Today I saw queen cells - at least FOUR of them - on a frame of brood and eggs I left them last week.  The best looking one is below.  The second photo is blurry but there is another queen cell.  I saw two others - all on this same frame from the nuc Julia gave me the queen cell to use to start it.





































Michael Bush says that with a drone layer, you need to give them brood and eggs three times and then they will probably make a successful queen.  I hope this time, they get a good one.

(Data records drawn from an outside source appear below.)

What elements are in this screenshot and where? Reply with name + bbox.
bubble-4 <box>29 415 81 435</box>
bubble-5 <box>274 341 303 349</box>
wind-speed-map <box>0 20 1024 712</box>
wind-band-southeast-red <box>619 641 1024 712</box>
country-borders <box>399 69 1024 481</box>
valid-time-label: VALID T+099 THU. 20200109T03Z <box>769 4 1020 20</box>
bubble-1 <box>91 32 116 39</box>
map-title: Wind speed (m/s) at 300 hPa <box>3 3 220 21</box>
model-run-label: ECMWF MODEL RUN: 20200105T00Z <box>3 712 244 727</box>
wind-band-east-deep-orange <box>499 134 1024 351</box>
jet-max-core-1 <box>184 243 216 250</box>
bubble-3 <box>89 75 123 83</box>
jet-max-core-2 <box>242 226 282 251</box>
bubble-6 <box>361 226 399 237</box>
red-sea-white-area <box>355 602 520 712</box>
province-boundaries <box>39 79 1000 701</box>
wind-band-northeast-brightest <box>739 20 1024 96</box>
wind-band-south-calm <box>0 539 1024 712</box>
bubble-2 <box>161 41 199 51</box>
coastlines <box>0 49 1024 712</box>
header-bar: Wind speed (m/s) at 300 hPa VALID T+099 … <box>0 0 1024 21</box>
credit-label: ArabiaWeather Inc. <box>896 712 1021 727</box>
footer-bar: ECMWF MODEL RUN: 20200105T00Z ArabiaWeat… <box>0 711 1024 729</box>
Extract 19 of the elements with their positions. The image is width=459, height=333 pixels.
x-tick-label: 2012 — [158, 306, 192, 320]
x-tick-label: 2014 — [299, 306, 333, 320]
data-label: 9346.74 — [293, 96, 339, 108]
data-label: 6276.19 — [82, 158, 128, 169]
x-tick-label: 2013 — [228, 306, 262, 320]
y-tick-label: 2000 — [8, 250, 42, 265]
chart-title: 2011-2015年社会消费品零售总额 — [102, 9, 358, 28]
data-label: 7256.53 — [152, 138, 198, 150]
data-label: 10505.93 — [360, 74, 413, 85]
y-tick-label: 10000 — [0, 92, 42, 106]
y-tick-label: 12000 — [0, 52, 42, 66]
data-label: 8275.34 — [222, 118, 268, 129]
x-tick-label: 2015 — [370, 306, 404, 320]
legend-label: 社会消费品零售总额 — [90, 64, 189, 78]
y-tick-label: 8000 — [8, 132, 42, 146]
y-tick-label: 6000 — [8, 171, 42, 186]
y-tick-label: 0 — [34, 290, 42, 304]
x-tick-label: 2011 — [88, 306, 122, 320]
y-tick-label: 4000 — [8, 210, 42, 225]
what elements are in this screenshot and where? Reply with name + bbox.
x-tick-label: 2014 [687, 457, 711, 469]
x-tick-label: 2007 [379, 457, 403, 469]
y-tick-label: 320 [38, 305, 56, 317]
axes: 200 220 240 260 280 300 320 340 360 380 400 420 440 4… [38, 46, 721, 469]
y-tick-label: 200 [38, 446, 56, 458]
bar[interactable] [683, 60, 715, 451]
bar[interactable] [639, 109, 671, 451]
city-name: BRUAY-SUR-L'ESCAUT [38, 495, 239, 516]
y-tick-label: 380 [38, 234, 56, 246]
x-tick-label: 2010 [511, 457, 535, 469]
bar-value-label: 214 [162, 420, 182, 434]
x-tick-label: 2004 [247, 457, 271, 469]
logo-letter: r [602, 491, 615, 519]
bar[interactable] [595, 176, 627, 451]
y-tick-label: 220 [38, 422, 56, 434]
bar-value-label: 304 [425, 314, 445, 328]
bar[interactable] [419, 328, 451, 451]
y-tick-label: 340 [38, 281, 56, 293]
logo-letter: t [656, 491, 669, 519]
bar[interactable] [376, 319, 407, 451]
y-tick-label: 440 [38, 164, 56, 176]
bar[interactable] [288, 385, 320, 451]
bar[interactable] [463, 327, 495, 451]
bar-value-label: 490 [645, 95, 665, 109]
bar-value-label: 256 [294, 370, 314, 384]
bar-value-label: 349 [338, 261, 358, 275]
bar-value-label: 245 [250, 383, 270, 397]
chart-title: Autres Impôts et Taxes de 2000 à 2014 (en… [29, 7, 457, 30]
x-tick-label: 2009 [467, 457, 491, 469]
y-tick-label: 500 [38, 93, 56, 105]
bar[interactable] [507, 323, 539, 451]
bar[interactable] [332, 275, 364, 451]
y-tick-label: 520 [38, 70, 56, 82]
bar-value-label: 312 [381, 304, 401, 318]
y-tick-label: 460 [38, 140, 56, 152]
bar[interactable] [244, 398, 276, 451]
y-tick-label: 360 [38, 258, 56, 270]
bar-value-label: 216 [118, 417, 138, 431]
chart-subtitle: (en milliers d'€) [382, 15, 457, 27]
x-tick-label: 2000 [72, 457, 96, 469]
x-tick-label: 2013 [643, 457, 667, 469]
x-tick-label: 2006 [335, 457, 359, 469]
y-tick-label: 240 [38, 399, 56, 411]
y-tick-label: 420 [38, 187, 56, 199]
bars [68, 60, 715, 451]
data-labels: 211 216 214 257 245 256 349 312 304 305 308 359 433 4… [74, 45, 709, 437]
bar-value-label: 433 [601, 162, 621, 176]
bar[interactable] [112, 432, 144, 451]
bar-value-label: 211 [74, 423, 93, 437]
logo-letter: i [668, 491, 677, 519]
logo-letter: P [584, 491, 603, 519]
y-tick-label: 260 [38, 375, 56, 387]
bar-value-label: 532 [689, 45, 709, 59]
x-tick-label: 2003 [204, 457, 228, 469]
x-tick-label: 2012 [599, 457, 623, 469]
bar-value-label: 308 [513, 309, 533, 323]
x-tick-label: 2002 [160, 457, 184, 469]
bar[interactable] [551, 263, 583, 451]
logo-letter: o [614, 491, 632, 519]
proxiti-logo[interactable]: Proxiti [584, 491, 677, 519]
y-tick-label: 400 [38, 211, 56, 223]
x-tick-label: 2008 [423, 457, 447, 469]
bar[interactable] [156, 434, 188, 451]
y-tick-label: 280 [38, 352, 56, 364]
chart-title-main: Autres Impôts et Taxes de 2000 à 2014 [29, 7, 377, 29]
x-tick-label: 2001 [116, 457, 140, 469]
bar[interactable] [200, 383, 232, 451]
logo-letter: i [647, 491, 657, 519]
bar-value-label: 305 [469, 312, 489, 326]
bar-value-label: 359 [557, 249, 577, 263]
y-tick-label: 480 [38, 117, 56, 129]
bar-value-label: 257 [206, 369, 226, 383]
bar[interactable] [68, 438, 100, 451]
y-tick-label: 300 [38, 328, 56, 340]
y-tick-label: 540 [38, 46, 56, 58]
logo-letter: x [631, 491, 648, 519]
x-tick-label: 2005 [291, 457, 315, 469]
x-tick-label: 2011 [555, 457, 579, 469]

I'm so glad I got to see this process so close up - watched them remove the drone brood in a good housecleaning; saw the old queen with her wings chewed almost off; now see they are making a queen cell.  From just watching the front of the hive, you'd have no idea this was going on!

The brood you see is capped brood from the frame of eggs I gave them last week.  It was a good testament to why a beekeeper should have a nuc or two going all the time.  I took a frame out of a nuc.  It was two large tear drops of newly drawn wax, covering about 2/3 of the frame.  Almost every cell had an egg in it.  There was no honey or capped brood.

These bees managed to make four queen cells from the eggs.  So by the middle of May the hive should be queenright again.

They are not missing the nectar flow which is currently going.  They have really been storing up honey.

Note:  Each time I have opened this hive, I've had to squash at least 30 small hive beetles.  Today I only saw five small hive beetles the whole time I was fooling around with the hive.  I need to order nematodes which I have not done yet.